The despondent reality of the Padres is that their manager is not the problem.  Yet, at this point in his career, I doubt Melvin wants to be a part of whatever is going on in San Diego.  There is also the possibility that the Padres’ ownership group, led by Peter Seidler, has had enough of Preller and will move on from him.  In that case, it is almost certain Melvin will decide to go elsewhere.  Whether he quits, is fired, or they mutually part ways, it is becoming increasingly likely Melvin will depart. Yet, if Seidler gives Preller and co. one more chance, he may decide to keep the band together for one last tour.  The Padres will again be the team to watch this offseason; whatever they decide to do will come under significant scrutiny.
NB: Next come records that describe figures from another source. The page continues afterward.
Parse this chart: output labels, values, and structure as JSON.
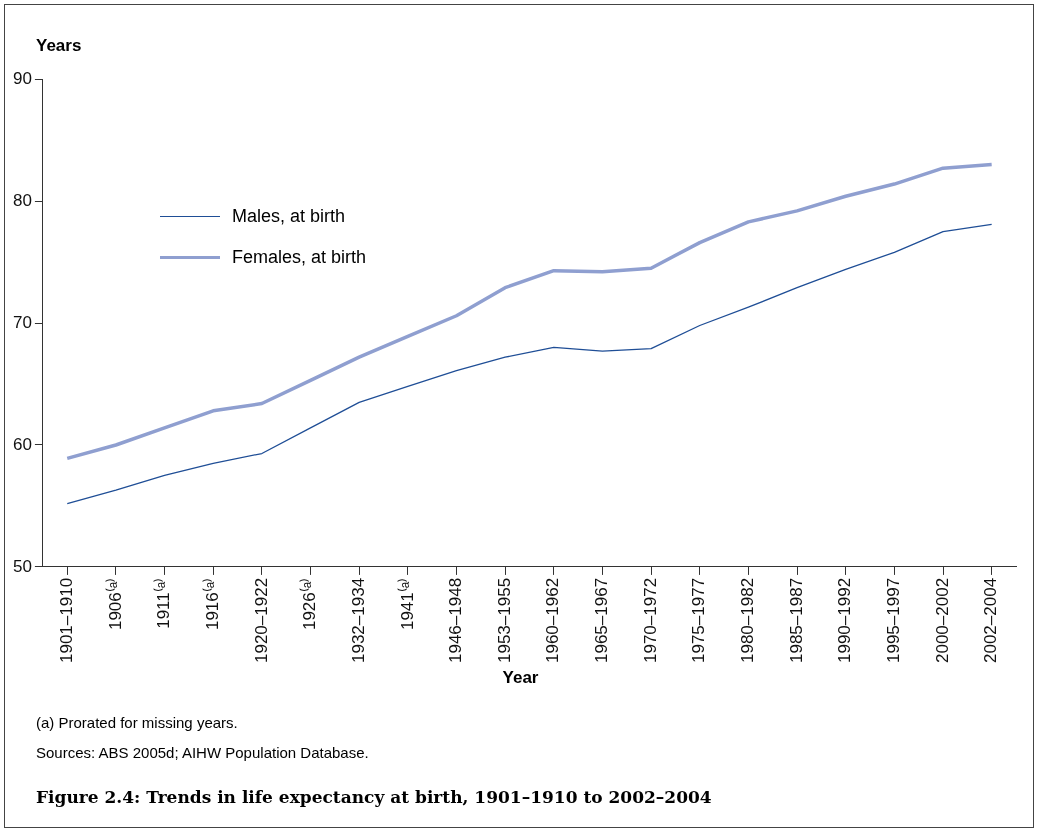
{
  "chart_data": {
    "type": "line",
    "title": "Figure 2.4: Trends in life expectancy at birth, 1901–1910 to 2002–2004",
    "xlabel": "Year",
    "ylabel": "Years",
    "categories": [
      "1901–1910",
      "1906⁽ᵃ⁾",
      "1911⁽ᵃ⁾",
      "1916⁽ᵃ⁾",
      "1920–1922",
      "1926⁽ᵃ⁾",
      "1932–1934",
      "1941⁽ᵃ⁾",
      "1946–1948",
      "1953–1955",
      "1960–1962",
      "1965–1967",
      "1970–1972",
      "1975–1977",
      "1980–1982",
      "1985–1987",
      "1990–1992",
      "1995–1997",
      "2000–2002",
      "2002–2004"
    ],
    "series": [
      {
        "name": "Males, at birth",
        "color": "#1f4e96",
        "values": [
          55.2,
          56.3,
          57.5,
          58.5,
          59.3,
          61.4,
          63.5,
          64.8,
          66.1,
          67.2,
          68.0,
          67.7,
          67.9,
          69.8,
          71.3,
          72.9,
          74.4,
          75.8,
          77.5,
          78.1
        ]
      },
      {
        "name": "Females, at birth",
        "color": "#8f9fd0",
        "values": [
          58.9,
          60.0,
          61.4,
          62.8,
          63.4,
          65.3,
          67.2,
          68.9,
          70.6,
          72.9,
          74.3,
          74.2,
          74.5,
          76.6,
          78.3,
          79.2,
          80.4,
          81.4,
          82.7,
          83.0
        ]
      }
    ],
    "ylim": [
      50,
      90
    ],
    "yticks": [
      50,
      60,
      70,
      80,
      90
    ],
    "grid": false,
    "legend": "top left",
    "marker": "none",
    "line_style": "solid",
    "annotations": [
      "(a)  Prorated for missing years.",
      "Sources: ABS 2005d; AIHW Population Database."
    ]
  }
}
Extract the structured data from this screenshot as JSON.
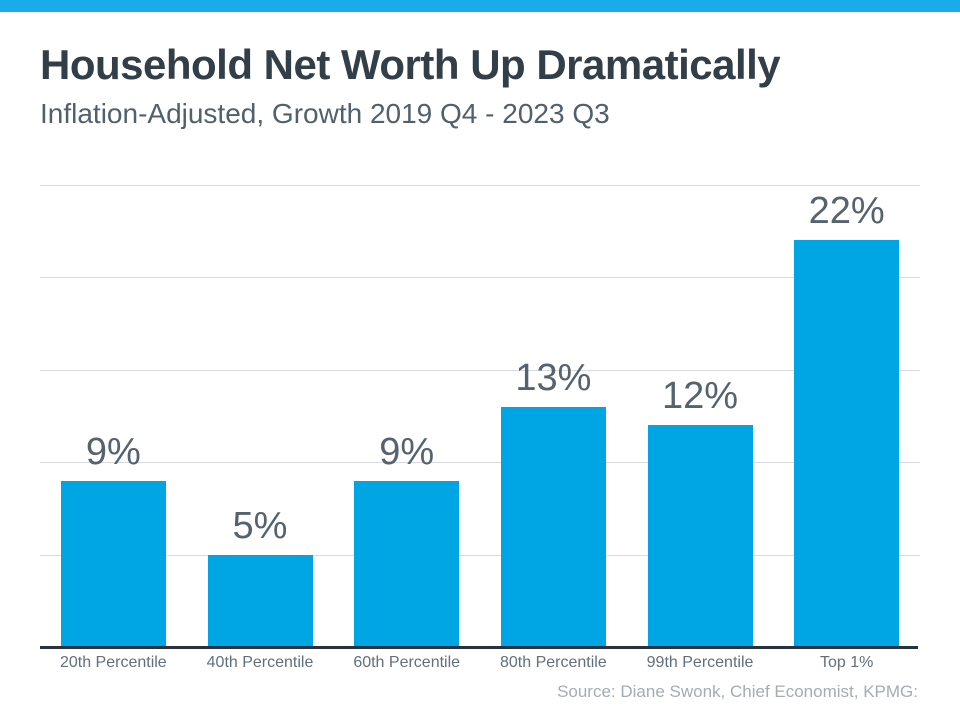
{
  "header": {
    "title": "Household Net Worth Up Dramatically",
    "subtitle": "Inflation-Adjusted, Growth 2019 Q4 - 2023 Q3"
  },
  "colors": {
    "top_accent_bar": "#1aabe9",
    "bar_fill": "#00a6e4",
    "gridline": "#d8dbdd",
    "axis_line": "#29323c",
    "title_text": "#323e48",
    "subtitle_text": "#51606a",
    "value_label_text": "#56636e",
    "category_text": "#61707c",
    "source_text": "#a4acb4"
  },
  "chart_data": {
    "type": "bar",
    "title": "Household Net Worth Up Dramatically",
    "subtitle": "Inflation-Adjusted, Growth 2019 Q4 - 2023 Q3",
    "categories": [
      "20th Percentile",
      "40th Percentile",
      "60th Percentile",
      "80th Percentile",
      "99th Percentile",
      "Top 1%"
    ],
    "values": [
      9,
      5,
      9,
      13,
      12,
      22
    ],
    "value_labels": [
      "9%",
      "5%",
      "9%",
      "13%",
      "12%",
      "22%"
    ],
    "xlabel": "",
    "ylabel": "",
    "ylim": [
      0,
      25
    ],
    "gridline_step": 5,
    "grid": true,
    "legend": false,
    "y_tick_labels_shown": false
  },
  "footer": {
    "source": "Source: Diane Swonk, Chief Economist, KPMG:"
  }
}
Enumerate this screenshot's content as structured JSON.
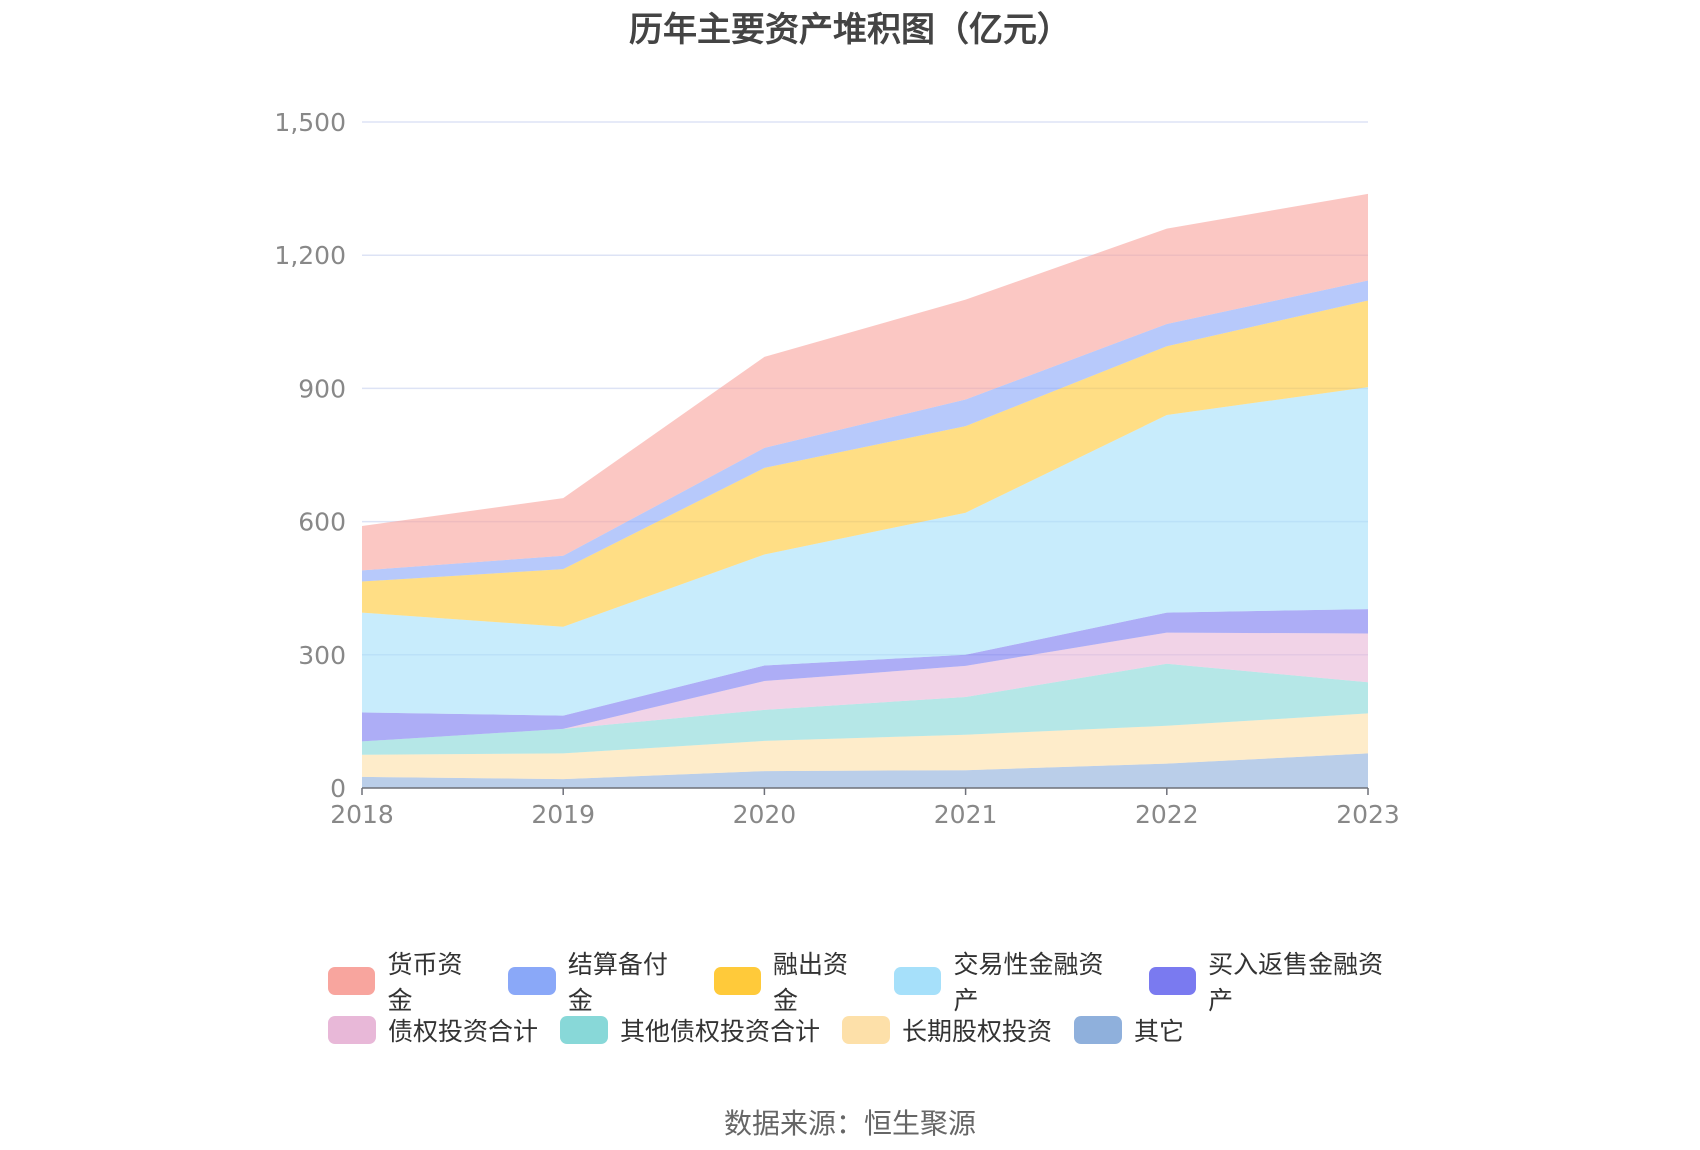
{
  "chart_data": {
    "type": "area",
    "stacked": true,
    "title": "历年主要资产堆积图（亿元）",
    "xlabel": "",
    "ylabel": "",
    "categories": [
      "2018",
      "2019",
      "2020",
      "2021",
      "2022",
      "2023"
    ],
    "ylim": [
      0,
      1500
    ],
    "yticks": [
      0,
      300,
      600,
      900,
      1200,
      1500
    ],
    "ytick_labels": [
      "0",
      "300",
      "600",
      "900",
      "1,200",
      "1,500"
    ],
    "grid": true,
    "legend_position": "bottom",
    "series": [
      {
        "name": "其它",
        "color": "#8fb0dc",
        "values": [
          25,
          20,
          38,
          40,
          55,
          78
        ]
      },
      {
        "name": "长期股权投资",
        "color": "#fde0a9",
        "values": [
          50,
          58,
          68,
          80,
          85,
          90
        ]
      },
      {
        "name": "其他债权投资合计",
        "color": "#88d8d8",
        "values": [
          30,
          55,
          70,
          85,
          140,
          70
        ]
      },
      {
        "name": "债权投资合计",
        "color": "#e8b8d8",
        "values": [
          0,
          0,
          65,
          70,
          70,
          110
        ]
      },
      {
        "name": "买入返售金融资产",
        "color": "#7a7af0",
        "values": [
          65,
          30,
          35,
          25,
          45,
          55
        ]
      },
      {
        "name": "交易性金融资产",
        "color": "#a6e0fa",
        "values": [
          225,
          200,
          250,
          320,
          445,
          500
        ]
      },
      {
        "name": "融出资金",
        "color": "#ffca3a",
        "values": [
          70,
          130,
          195,
          195,
          155,
          195
        ]
      },
      {
        "name": "结算备付金",
        "color": "#8aa8f8",
        "values": [
          25,
          30,
          45,
          60,
          50,
          45
        ]
      },
      {
        "name": "货币资金",
        "color": "#f8a59e",
        "values": [
          100,
          130,
          205,
          225,
          215,
          195
        ]
      }
    ],
    "legend_order": [
      "货币资金",
      "结算备付金",
      "融出资金",
      "交易性金融资产",
      "买入返售金融资产",
      "债权投资合计",
      "其他债权投资合计",
      "长期股权投资",
      "其它"
    ]
  },
  "source_text": "数据来源：恒生聚源"
}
If Melvin does become available, he looks to be a perfect fit for the Yankees, Giants, and any other big-market team that wants to win now.  Melvin has a proven track record and has taken some very mediocre Oakland teams to the playoffs.  He has experience developing young talent and finding good matchups for his relievers.  All things considered, he’d immediately become a top managerial candidate this offseason. 

Terry Francona

Francona may not be in danger of being fired, yet he seems close to resigning or retiring.  He’s already had a long and illustrious career and is a surefire Hall of Fame manager.  He is 13th all-time in manager wins and has won five pennants and three World Series titles.  With a considerable list of serious health issues that have caused him to miss time the past couple of seasons, Francona may decide to move on from managing.  Yet, if he wants to return, the Guardians will almost certainly have him back.  

Pedro Grifol

Grifol deserves better than to be fired after just one season. That being said, the White Sox have already fired their top two executives, and with stories about the White Sox’s dysfunctional clubhouse coming out as well as their dreadful play, it would not be a shock to see him relieved of his duties.  Grifol was considered a top managerial candidate in the past few offseasons and should get a better opportunity at some point soon.  His saving grace may be that Chris Getz, the White Sox’s new top baseball lieutenant, was part of the front office that hired Grifol.  

Honorable Mention

Craig Counsell

I don’t see Counsell going anywhere.  Yet, he is on an expiring contract and there have been rumors he may want to take a year off.  Either way, Counsell is both young and established, which is a very rare combination.  He should be considered one of the better managers in today’s game and will be compensated as such.  Whether he decides to return to Milwaukee or take a year off, he will most probably manage for at least another decade.